Orientation-specific joining of AID-initiated DNA breaks promotes antibody class switching

During B-cell development, RAG endonuclease cleaves immunoglobulin heavy chain (IgH) V, D, and J gene segments and orchestrates their fusion as deletional events that assemble a V(D) J exon in the same transcriptional orientation as adjacent C mu constant region exons(1,2). In mice, six additional sets of constant region exons (C(H)s) lie 100-200 kilobases downstream in the same transcriptional orientation as V(D) J and C mu exons(2). Long repetitive switch (S) regions precede C mu and downstream C(H)s. In mature B cells, class switch recombination (CSR) generates different antibody classes by replacing C mu with a downstream C-H (ref. 2).
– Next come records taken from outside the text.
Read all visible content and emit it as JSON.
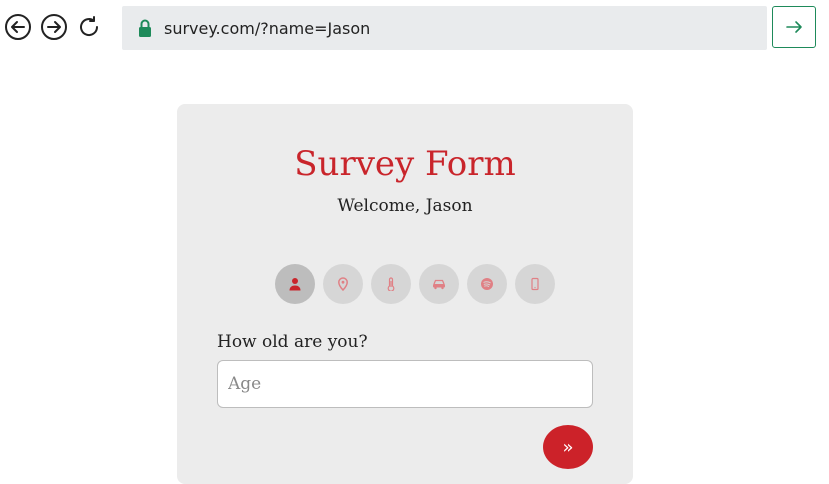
{
  "browser": {
    "url": "survey.com/?name=Jason",
    "accent": "#1e8a5a"
  },
  "form": {
    "title": "Survey Form",
    "welcome": "Welcome, Jason",
    "steps": [
      {
        "icon": "person-icon",
        "active": true
      },
      {
        "icon": "location-pin-icon",
        "active": false
      },
      {
        "icon": "thermometer-icon",
        "active": false
      },
      {
        "icon": "car-icon",
        "active": false
      },
      {
        "icon": "spotify-icon",
        "active": false
      },
      {
        "icon": "mobile-phone-icon",
        "active": false
      }
    ],
    "question": "How old are you?",
    "age_placeholder": "Age",
    "age_value": "",
    "next_label": "»",
    "accent": "#cc2229"
  }
}
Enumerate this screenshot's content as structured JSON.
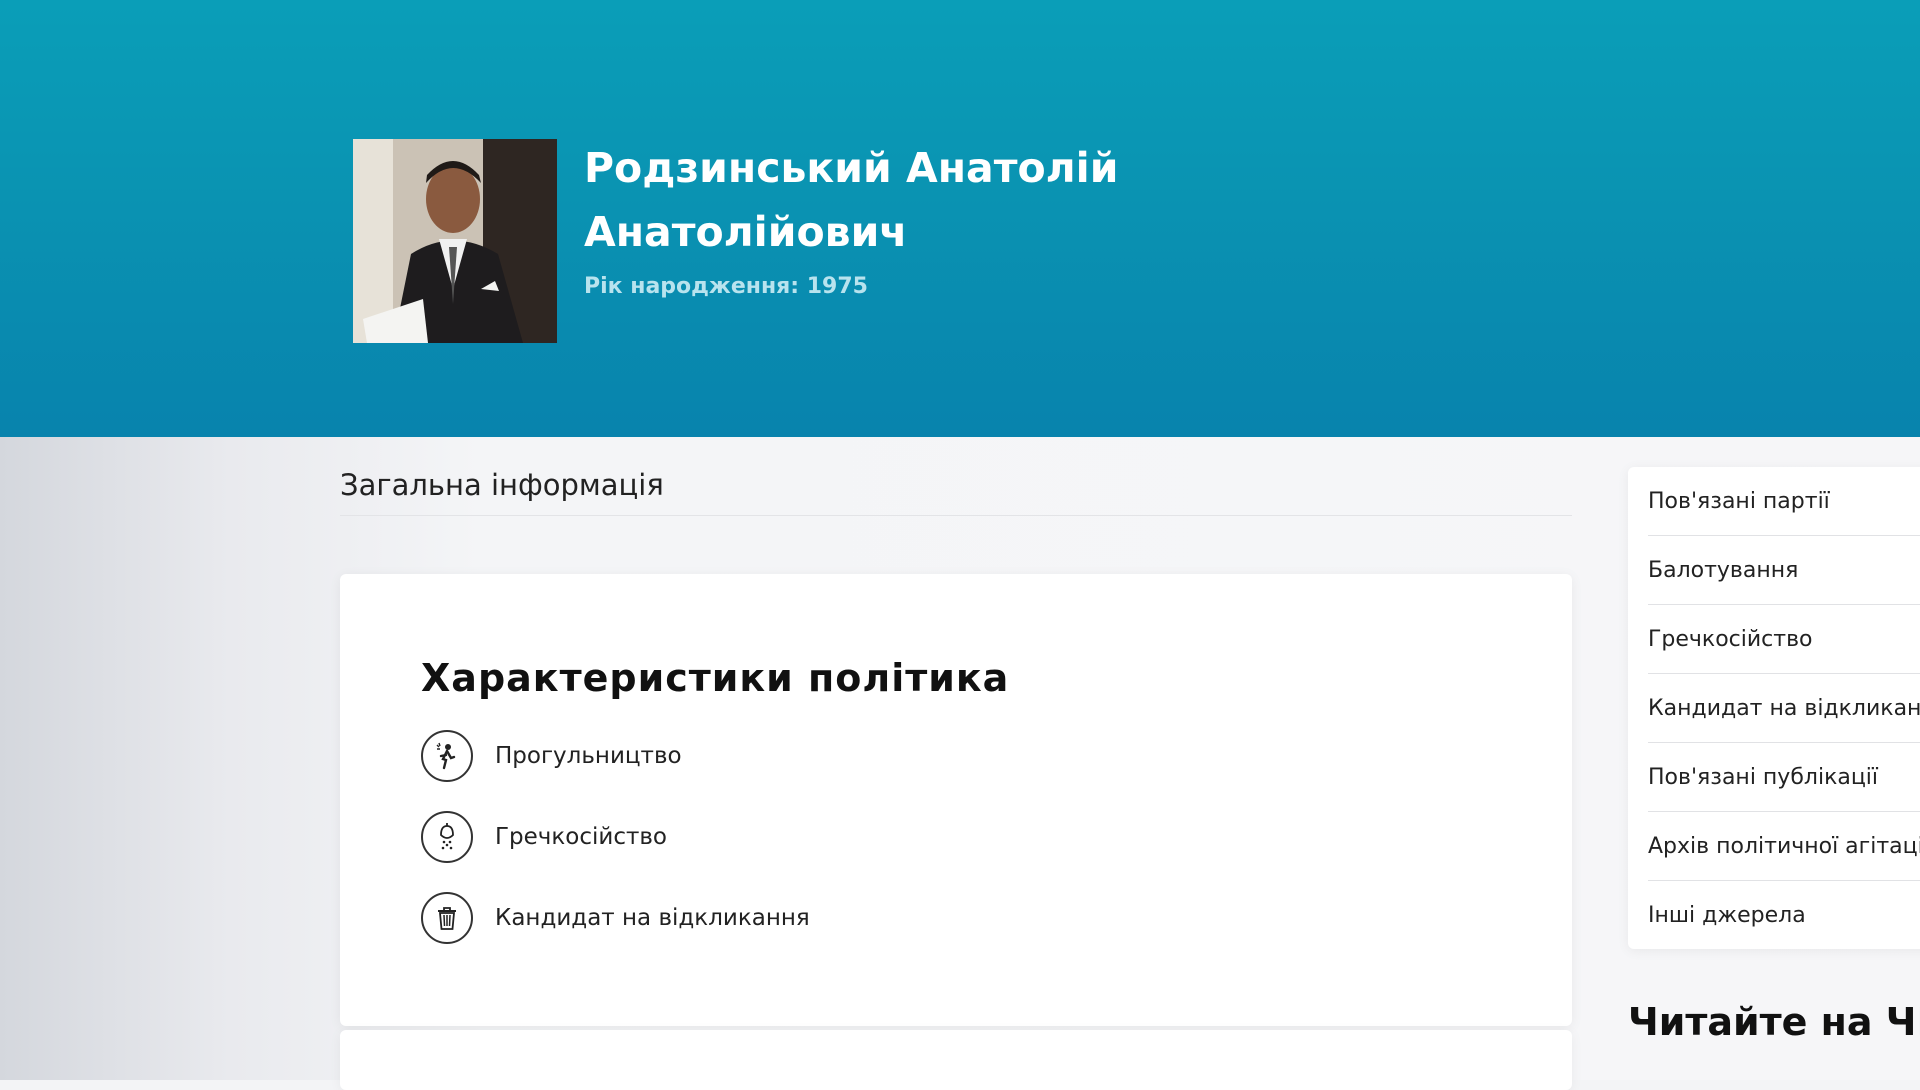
{
  "profile": {
    "name_line1": "Родзинський Анатолій",
    "name_line2": "Анатолійович",
    "birth_year": "Рік народження: 1975"
  },
  "section": {
    "title": "Загальна інформація"
  },
  "characteristics": {
    "title": "Характеристики політика",
    "items": [
      {
        "label": "Прогульництво",
        "icon": "truant-runner-icon"
      },
      {
        "label": "Гречкосійство",
        "icon": "buckwheat-icon"
      },
      {
        "label": "Кандидат на відкликання",
        "icon": "trash-icon"
      }
    ]
  },
  "sidebar": {
    "items": [
      {
        "label": "Пов'язані партії"
      },
      {
        "label": "Балотування"
      },
      {
        "label": "Гречкосійство"
      },
      {
        "label": "Кандидат на відкликанн"
      },
      {
        "label": "Пов'язані публікації"
      },
      {
        "label": "Архів політичної агітаці"
      },
      {
        "label": "Інші джерела"
      }
    ]
  },
  "read_more": {
    "title": "Читайте на ЧЕС"
  },
  "colors": {
    "header": "#0a93b2",
    "text": "#222222",
    "card": "#ffffff"
  }
}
Activation-induced cytidine deaminase (AID) initiates CSR by promoting deamination lesions within S mu and a downstream acceptor S region(2,3); these lesions are converted into DNA double-strand breaks (DSBs) by general DNA repair factors(3). Productive CSR must occur in a deletional orientation by joining the upstream end of an S mu DSB to the downstream end of an acceptor S-region DSB. However, the relative frequency of deletional to inversional CSR junctions has not been measured. Thus, whether orientation-specific joining is a programmed mechanistic feature of CSR as it is for V(D) J recombination and, if so, how this is achieved is unknown. To address this question, we adapt high-throughput genome-wide translocation sequencing(4) into a highly sensitive DSB end-joining assay and apply it to endogenous AID-initiated S-region DSBs in mouse B cells. We show that CSR is programmed to occur in a productive deletional orientation and does so via an unprecedented mechanism that involves in cis Igh organizational features in combination with frequent S-region DSBs initiated by AID. We further implicate ATM-dependent DSB-response factors in enforcing this mechanism and provide an explanation of why CSR is so reliant on the 53BP1 DSB-response factor.